Six techniques for building a strategic finance department

BY KEN TYSIAC

Finance teams want to perform strategic duties in their organizations, but new research shows many of them are not building the right competencies to fulfill these duties.

Typical finance teams are weak in the nontechnical competencies that matter the most, according to a white paper reporting results of a survey by member-based business advisory company CEB.

A survey of more than 2,200 finance professionals at more than 75 global companies assessed hiring, training, and performance management programs, and asked finance managers to rate their direct reports on their likelihood to exhibit behaviors in CEB’s competency model.

The model separated about 150 behaviors into five competency categories:

  • Doer. These behaviors included strong functional expertise and ability to break down problems into manageable tasks.
  • Learner. These behaviors included seeking feedback for own performance, looking for opportunities to improve, and asking for help when appropriate.
  • Strategist. These behaviors included strong understanding of business operations and discussing financial performance in terms of key value drivers.
  • Persuader. These behaviors included articulating views clearly, challenging business assumptions, and adapting and tailoring communication style.
  • Builder. These behaviors included creating vision and fostering buy-in, developing people and talent pools, and setting business-aligned goals for the team.


The highest-performing finance teams possess more builder, strategist, and persuader competencies, according to the white paper. These teams are more productive and more likely to influence strategic decisions and retain top employees, the survey showed.

But most finance teams are strongest in the doer and learner proficiencies, and weakest in the persuader, strategist, and builder competencies, the survey found.

“They’re actually lacking that set of skills and competencies that’s really going to drive effective decision support for the business,” said Kruti Bharucha, CEB’s senior research director on finance and talent issues and a co-author of the white paper. “So they’re not going to be in step with the business needs, the changing business requirements, as well as the increased complexity that the environment will bring.”

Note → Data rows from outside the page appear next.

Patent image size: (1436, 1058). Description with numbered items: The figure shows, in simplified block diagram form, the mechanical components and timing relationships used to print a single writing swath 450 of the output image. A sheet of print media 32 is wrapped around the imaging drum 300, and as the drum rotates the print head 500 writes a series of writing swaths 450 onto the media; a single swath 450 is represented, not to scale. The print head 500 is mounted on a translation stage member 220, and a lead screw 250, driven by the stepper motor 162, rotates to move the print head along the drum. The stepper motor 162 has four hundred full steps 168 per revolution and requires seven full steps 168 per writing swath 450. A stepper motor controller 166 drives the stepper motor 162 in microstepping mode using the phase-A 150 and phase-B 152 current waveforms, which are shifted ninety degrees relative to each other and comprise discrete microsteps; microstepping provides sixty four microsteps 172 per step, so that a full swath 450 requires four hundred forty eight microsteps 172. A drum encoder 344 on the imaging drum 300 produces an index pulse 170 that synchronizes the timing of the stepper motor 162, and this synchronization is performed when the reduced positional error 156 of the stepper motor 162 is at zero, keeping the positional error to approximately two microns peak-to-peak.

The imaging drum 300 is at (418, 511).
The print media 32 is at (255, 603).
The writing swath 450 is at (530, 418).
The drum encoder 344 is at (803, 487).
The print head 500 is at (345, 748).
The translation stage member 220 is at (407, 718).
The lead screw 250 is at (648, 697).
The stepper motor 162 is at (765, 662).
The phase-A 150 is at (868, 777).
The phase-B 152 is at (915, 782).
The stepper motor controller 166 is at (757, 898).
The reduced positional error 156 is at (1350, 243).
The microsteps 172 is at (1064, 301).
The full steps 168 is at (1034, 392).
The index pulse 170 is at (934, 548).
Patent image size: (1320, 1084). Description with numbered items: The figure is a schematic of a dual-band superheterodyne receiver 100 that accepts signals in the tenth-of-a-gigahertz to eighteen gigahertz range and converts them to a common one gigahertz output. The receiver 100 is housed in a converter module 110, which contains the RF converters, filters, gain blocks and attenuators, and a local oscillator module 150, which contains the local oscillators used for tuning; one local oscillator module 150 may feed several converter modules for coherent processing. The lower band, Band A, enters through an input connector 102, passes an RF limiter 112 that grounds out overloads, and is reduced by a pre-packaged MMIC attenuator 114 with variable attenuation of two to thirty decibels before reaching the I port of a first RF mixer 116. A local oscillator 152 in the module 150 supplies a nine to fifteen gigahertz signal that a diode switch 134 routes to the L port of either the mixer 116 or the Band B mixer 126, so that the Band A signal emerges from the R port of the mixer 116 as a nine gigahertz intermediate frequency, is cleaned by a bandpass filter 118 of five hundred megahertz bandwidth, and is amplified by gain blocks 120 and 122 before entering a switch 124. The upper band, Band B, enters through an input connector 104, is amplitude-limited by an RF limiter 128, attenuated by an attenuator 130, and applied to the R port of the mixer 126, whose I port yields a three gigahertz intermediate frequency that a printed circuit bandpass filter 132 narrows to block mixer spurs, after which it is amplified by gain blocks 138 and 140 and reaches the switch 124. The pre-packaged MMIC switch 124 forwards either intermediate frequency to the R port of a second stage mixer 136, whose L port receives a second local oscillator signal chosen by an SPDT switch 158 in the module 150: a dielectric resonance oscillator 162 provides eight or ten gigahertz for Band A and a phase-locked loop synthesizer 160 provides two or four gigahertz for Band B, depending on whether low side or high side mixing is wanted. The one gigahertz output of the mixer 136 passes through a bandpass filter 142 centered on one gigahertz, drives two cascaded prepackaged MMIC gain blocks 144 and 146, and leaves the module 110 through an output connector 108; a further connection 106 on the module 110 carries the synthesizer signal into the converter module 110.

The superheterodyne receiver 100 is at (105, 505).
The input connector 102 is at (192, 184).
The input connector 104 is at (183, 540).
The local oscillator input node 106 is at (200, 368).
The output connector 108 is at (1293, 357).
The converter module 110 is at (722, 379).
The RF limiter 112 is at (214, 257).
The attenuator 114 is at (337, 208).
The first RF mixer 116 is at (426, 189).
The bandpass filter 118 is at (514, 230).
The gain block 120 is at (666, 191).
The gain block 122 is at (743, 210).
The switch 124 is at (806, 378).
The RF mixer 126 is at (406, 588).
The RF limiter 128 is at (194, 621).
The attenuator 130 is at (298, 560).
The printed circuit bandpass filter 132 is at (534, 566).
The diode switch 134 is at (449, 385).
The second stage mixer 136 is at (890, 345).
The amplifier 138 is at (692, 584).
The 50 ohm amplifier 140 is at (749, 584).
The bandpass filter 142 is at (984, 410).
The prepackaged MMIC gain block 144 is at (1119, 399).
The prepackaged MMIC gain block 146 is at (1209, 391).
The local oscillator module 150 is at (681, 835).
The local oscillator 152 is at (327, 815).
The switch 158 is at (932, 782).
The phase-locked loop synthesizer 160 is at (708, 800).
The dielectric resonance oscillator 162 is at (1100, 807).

Heads of finance have perpetuated the problem, Bharucha said, by continuing to develop the learner and doer competencies at the expense of other skills. But she described several hiring and talent management strategies that can help finance departments improve their staff’s builder, strategist, and persuader competencies, which are heavily composed of communication and leadership traits:

  1. Have job candidates give a presentation. Traditional finance and accounting hiring practices often rely heavily on the number of degrees and certifications, and functional Q&A interviews, Bharucha said. Some progressive companies are attempting to find leadership and communicative skills by requiring candidates to make a presentation to the team based on information they are given before the interview. This helps gauge candidates’ ability to communicate complex ideas.
  2. Focus on candidates’ communication. Rather than having team members grade job candidates on their general communication abilities, some leading companies are taking a more focused approach. They are breaking communication into about 10 components and having staff members evaluate how candidates fared on each of them, Bharucha said. This gives a more detailed assessment of which communication skills candidates possess.
  3. Connect with HR. Human resources departments do not understand the roles finance is trying to fill, according to 63% of finance managers surveyed. And 57% of HR managers say finance hiring managers do not understand the recruiting process. “Both sides are realizing that it’s not OK for that disconnect to persist,” Bharucha said. Finance increasingly is taking the lead in letting HR know what competencies to look for in the function, she said.
  4. Start early with leadership training. Often, companies wait until staff members reach senior positions to build leadership competencies, according to Bharucha. “You’re not setting up a pipeline of leaders for tomorrow,” she said. Providing early leadership training can help fill that void.
  5. Coaching over classroom. Traditional classroom training has been shown to be less effective than some other methods for driving competency improvement, according to Bharucha. One-on-one coaching is a more effective approach for improving competencies, she said, and she advocates investing in that approach.
  6. Build a team, not individuals. Just 1% of finance staff members excel at the builder, strategist, and persuader competencies, according to the research. So rather than attempting to infuse each member of the finance team with the perfect mix of those skills, Bharucha said, it’s best to work to infuse the finance team as a whole with a good mix of competencies, without domination by learner and doer behaviors.

“The right unit of analysis is not the individual anymore,” Bharucha said. “It has to be the team. Are you building a team that has a balanced set of competencies? As you look at the accounting team, do you have a well-rounded skill set on the team so that you have some doer profiles, but you also have builder and strategist profiles?”

Over time, individual competencies can grow as team members learn from one another, Bharucha said. But she said it’s imperative that finance teams as a whole build a mixture of the right skills to deliver the strategic acumen companies are looking for.

In particular, she said, it’s important to build junior and entry-level staff into the strong leadership profiles that businesses will need in the future.

“There’s a real risk of [poor skills development] actually harming finance’s ability to have a seat at the table when we have discussions with business partners,” Bharucha said, “and also a real risk that they’re not going to be able to influence decisions as much as they should.”